CINÉMA
Quand la révolte d’un pays rencontre celle d’une femme au cinéma avec « La nuit du verre d’eau »
« La nuit du verre d’eau »
cinéma / drame / romance
- sortie nationale > 14 juin 2023
« La nuit du verre d’eau » : Zoom sur le Liban et ses démons d’avant-guerre
Dans son premier long-métrage en temps que réalisateur, Carlos Chahine s’est emparé d’un sujet qui lui tient à cœur : le Liban de son enfance, celui qu’il a du quitter lors de l’explosion d’une guerre civile qui durera 15 ans. Avec un casting féminin de très haute volée centré autour de Marilyne Naaman et Nathalie Baye, le film est construit sur l’écho que se font la révolte d’un peuple et celle d’une femme.
Cette femme, c’est Layla, l’aînée de trois sœurs qui passent paisiblement leurs vacances d’été dans les montagnes, à l’écart de l’agitation des villes. Layla est mariée depuis ses 17 ans avec un homme qu’elle n’aime pas. Ses deux cadettes – à qui les parents cherchent encore des époux -, ne veulent pas connaître le même destin… Mais que faire quand la société toute entière ne donne pas les mêmes droits aux femmes qu’aux hommes ? Comment se révolter quand on est déjà soi-même embrigadée par des idéaux millénaires ?
Cette opportunité d’insoumission, Layla l’entrevoit en tombant amoureuse de René (Pierre Rochefort), un jeune médecin français venu en vacances avec sa mère (campée par Nathalie Baye). Plus qu’une épopée amoureuse, cette histoire lui permet de reprendre les rênes de sa vie… ou en tous cas d’en avoir l’impression. Mais malgré tous ces chamboulements intérieurs, un phare continue à guider toutes ses décisions : son fils Charles (Antoine Merheb Harb) pour qui elle éprouve un indéfectible amour bien qu’elle soit consciente que bientôt, il fera partie de cette classe masculine qui l’opprime.

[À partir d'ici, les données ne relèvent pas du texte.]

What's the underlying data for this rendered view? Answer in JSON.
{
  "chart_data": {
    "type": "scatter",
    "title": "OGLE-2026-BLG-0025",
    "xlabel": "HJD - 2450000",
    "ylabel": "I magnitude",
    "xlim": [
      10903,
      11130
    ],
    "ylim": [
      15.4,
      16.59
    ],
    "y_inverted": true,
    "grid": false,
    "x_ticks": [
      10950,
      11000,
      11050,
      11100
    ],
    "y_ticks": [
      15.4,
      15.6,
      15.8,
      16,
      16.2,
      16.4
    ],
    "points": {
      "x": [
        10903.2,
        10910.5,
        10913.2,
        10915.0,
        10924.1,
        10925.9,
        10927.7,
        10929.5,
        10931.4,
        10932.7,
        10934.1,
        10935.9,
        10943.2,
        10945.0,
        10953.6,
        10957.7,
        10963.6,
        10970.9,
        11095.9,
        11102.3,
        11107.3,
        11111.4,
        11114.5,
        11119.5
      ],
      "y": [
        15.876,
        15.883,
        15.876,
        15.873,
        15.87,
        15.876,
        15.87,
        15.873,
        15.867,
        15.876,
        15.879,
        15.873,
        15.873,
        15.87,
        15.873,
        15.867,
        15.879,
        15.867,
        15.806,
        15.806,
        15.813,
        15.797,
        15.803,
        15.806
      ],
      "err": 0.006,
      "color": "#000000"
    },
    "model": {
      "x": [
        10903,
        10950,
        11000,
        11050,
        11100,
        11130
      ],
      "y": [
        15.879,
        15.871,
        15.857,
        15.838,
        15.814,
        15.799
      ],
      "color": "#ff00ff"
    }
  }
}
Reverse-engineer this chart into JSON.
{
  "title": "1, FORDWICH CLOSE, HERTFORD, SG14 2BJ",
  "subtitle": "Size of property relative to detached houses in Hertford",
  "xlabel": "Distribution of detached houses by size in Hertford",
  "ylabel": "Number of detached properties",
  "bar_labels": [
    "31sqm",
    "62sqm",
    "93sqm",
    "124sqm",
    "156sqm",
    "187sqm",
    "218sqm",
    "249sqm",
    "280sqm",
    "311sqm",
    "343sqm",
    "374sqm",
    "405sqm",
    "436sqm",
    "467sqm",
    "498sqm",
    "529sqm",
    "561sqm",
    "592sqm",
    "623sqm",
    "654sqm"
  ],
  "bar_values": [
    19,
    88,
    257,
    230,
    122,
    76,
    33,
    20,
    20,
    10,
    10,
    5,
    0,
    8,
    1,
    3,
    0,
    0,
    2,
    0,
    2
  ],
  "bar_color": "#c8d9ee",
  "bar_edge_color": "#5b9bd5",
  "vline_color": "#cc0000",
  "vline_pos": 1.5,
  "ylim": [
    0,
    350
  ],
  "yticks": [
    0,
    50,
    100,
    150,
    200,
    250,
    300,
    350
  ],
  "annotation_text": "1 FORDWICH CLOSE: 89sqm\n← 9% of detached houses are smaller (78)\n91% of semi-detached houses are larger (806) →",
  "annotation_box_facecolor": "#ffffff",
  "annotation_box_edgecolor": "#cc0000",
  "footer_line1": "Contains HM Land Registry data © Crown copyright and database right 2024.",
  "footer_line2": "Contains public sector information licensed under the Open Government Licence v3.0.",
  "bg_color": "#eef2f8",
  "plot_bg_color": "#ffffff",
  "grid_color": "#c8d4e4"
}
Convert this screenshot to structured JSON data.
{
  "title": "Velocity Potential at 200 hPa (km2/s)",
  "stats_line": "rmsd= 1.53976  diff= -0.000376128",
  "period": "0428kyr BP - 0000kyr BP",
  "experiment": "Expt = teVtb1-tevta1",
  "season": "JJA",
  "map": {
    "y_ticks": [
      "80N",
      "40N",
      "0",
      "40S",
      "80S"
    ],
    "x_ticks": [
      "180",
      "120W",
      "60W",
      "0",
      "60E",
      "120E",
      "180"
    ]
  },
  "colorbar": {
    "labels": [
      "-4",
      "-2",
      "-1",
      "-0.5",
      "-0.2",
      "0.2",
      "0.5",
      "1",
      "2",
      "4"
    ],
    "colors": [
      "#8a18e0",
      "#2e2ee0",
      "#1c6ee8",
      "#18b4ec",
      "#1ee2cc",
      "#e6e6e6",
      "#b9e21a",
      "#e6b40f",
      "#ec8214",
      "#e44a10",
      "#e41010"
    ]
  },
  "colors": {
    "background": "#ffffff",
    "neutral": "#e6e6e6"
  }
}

Dans ce film aussi doux que violent, Carlos Chahine passe en revue le Liban d’hier (1958) pour éclairer celui d’aujourd’hui et illustrer les origines des querelles (politiques) entre chrétiens et musulmans libanais. Il s’en saisit aussi pour distiller quelques touches autobiographiques dans les personnages du film, sa propre mère lui ayant inspiré les contours de son héroïne. Il avoue nourrir une obsession pour le thème de l’exil, celui sur lequel toute sa personnalité s’est construite. Avant ce long-métrage, Carlos Chahine avait déjà mis en image ce paradis perdu dans des courts : La route du Nord, Tchekhov à Beyrouth et Le fils du joueur.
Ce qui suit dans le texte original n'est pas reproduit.